Les Étoiles filantes

Auteur : Bellefroid, Jacques

collection :

date de parution : 1er mars 1991

Roman.

13,3 × 20 cm. 136 p. 7,60 €.

Collection : Littérature.

ISBN : 978-2-7291-0133-6

Elle se passa la main dans les cheveux qu’elle avait abondants, blond fleuve épais dont les torsades se dénouèrent entre ses doigts. Ça faisait du bien. Elle repassa plusieurs fois la main, caressant sa paume un peu moite aux fils d’or et de soie de sa chevelure légèrement électrisée.
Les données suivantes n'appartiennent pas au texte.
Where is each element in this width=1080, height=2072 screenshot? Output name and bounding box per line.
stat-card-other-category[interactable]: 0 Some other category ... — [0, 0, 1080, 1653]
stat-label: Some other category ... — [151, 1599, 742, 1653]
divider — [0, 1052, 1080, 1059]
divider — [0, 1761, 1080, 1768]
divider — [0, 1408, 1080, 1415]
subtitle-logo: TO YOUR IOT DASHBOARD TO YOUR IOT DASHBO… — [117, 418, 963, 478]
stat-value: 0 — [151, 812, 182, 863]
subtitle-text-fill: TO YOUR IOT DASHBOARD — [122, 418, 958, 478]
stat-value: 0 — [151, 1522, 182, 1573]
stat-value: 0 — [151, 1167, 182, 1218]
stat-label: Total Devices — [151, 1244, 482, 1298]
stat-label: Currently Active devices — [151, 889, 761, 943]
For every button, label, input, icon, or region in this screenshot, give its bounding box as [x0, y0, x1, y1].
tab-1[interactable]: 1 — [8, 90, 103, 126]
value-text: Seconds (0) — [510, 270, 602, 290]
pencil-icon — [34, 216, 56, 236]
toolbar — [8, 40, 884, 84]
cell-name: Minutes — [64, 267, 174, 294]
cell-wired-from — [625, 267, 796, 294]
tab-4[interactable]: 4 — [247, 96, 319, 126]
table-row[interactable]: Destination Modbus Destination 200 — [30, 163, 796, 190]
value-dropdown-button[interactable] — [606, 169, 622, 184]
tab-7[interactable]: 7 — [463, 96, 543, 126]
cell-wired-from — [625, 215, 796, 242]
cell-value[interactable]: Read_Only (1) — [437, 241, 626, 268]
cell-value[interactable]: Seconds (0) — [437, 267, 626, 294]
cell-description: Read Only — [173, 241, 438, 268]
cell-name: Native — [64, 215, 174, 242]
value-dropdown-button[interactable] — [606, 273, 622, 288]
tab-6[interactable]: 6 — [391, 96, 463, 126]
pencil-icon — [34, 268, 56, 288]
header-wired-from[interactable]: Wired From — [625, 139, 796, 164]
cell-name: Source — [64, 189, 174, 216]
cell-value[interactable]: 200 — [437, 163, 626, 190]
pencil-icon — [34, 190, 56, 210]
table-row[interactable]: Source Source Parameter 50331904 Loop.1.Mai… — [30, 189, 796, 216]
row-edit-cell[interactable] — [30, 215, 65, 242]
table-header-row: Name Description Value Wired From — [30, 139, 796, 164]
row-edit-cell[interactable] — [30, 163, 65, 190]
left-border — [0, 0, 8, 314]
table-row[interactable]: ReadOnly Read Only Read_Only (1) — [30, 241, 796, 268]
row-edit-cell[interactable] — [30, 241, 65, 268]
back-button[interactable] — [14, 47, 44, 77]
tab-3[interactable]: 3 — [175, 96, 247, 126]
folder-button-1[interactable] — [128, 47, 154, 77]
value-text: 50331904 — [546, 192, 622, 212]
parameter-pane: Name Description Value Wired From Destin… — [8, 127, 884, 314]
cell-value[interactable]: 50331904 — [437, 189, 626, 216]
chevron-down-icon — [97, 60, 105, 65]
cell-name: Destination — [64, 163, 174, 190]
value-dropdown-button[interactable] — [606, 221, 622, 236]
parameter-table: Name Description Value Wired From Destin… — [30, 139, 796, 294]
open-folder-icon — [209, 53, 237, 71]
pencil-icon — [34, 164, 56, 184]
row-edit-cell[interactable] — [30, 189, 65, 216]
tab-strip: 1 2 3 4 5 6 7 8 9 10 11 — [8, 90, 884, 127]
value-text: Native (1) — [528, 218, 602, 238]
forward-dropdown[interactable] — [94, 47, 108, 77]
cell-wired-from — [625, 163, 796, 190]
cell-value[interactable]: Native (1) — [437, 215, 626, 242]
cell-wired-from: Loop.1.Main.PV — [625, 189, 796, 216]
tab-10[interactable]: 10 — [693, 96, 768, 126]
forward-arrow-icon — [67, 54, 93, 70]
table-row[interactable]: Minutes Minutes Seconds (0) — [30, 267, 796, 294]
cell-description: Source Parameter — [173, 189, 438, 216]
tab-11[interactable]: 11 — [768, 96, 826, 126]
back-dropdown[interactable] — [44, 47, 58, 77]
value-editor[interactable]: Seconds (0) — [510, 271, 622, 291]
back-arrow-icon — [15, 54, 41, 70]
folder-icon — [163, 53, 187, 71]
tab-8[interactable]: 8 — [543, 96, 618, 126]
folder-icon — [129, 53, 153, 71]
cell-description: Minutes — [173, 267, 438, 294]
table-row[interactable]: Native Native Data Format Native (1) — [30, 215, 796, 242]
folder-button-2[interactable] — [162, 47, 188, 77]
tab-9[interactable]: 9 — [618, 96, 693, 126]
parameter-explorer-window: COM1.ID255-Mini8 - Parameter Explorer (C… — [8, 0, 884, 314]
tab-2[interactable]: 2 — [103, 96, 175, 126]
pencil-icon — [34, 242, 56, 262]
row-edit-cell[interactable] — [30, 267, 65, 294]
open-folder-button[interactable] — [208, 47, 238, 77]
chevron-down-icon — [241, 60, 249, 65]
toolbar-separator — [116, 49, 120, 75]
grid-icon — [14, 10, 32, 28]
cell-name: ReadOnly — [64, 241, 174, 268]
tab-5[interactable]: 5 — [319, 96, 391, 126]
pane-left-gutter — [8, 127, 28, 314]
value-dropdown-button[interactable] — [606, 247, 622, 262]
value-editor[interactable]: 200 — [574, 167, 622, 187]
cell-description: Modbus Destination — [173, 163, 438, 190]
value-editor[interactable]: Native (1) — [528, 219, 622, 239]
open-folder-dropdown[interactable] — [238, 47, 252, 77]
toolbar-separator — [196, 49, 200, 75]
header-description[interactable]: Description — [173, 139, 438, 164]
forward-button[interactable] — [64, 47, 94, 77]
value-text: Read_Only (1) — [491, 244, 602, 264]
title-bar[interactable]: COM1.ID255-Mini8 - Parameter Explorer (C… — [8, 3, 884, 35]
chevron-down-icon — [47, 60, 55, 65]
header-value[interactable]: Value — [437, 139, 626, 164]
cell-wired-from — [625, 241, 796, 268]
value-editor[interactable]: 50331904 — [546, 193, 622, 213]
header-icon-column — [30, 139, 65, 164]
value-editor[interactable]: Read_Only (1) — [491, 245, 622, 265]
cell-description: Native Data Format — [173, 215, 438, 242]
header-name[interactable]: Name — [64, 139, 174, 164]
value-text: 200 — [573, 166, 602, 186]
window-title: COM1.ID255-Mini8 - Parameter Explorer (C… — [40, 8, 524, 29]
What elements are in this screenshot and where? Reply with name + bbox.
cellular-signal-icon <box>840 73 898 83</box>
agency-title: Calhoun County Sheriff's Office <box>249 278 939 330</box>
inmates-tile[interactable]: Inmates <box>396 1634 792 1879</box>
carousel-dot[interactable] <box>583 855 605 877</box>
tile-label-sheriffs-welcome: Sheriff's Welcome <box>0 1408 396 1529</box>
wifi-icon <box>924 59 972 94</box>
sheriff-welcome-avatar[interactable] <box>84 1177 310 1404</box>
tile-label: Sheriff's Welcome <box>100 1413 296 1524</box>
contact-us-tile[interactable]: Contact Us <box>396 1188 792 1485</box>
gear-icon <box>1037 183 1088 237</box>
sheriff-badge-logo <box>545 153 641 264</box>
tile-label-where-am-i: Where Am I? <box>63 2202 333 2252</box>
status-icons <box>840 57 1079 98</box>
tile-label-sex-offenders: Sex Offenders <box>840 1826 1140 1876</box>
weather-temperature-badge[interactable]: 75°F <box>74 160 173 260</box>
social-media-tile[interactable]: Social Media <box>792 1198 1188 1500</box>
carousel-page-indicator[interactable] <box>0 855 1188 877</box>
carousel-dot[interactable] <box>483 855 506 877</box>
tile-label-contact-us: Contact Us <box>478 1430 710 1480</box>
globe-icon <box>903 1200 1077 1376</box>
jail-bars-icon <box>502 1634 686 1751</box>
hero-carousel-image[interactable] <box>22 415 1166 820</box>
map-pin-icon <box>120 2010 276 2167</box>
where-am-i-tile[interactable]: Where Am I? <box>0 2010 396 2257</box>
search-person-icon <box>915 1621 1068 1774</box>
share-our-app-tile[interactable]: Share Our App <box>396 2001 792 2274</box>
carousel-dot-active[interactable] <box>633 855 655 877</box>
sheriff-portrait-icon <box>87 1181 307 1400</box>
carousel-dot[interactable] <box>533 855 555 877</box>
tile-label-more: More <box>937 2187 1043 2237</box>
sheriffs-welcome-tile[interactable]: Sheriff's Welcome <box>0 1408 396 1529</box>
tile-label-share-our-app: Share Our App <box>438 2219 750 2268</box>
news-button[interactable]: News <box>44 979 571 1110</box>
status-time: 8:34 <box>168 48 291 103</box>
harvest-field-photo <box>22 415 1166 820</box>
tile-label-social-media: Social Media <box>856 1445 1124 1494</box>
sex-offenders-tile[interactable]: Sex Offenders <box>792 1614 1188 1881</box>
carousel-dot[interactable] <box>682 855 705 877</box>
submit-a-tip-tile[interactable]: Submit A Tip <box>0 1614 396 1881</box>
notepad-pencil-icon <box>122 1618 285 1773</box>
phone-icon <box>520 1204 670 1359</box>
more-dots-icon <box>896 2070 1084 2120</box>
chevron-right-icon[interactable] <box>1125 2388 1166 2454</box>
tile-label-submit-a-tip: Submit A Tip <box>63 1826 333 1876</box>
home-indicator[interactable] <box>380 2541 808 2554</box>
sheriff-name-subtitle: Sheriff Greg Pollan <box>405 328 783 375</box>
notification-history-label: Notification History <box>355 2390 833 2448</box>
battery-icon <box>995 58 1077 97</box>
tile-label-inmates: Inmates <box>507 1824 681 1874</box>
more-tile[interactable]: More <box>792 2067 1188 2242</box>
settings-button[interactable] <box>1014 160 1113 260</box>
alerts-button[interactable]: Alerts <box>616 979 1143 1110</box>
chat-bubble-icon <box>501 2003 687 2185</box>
Elle connaissait cela, l’électricité dans les cheveux. C’était un signe d’orage. Elle pouvait se fier à son corps aussi sûrement qu’à un baromètre, oscillographe sensible et fiable, partenaire consciencieux, ami des mauvais jours, et des bons moments. Elle trempa ses lèvres à son verre, et but. Je ne vais pas me saouler, quand même. Mais il n’y a pas d’eau à table. On a oublié. Katia n’a pas toute sa tête, ce soir, elle oublie tout. Ils boivent trop. Tout cela va mal finir. Il faut aller chercher de l’eau. Elle se leva.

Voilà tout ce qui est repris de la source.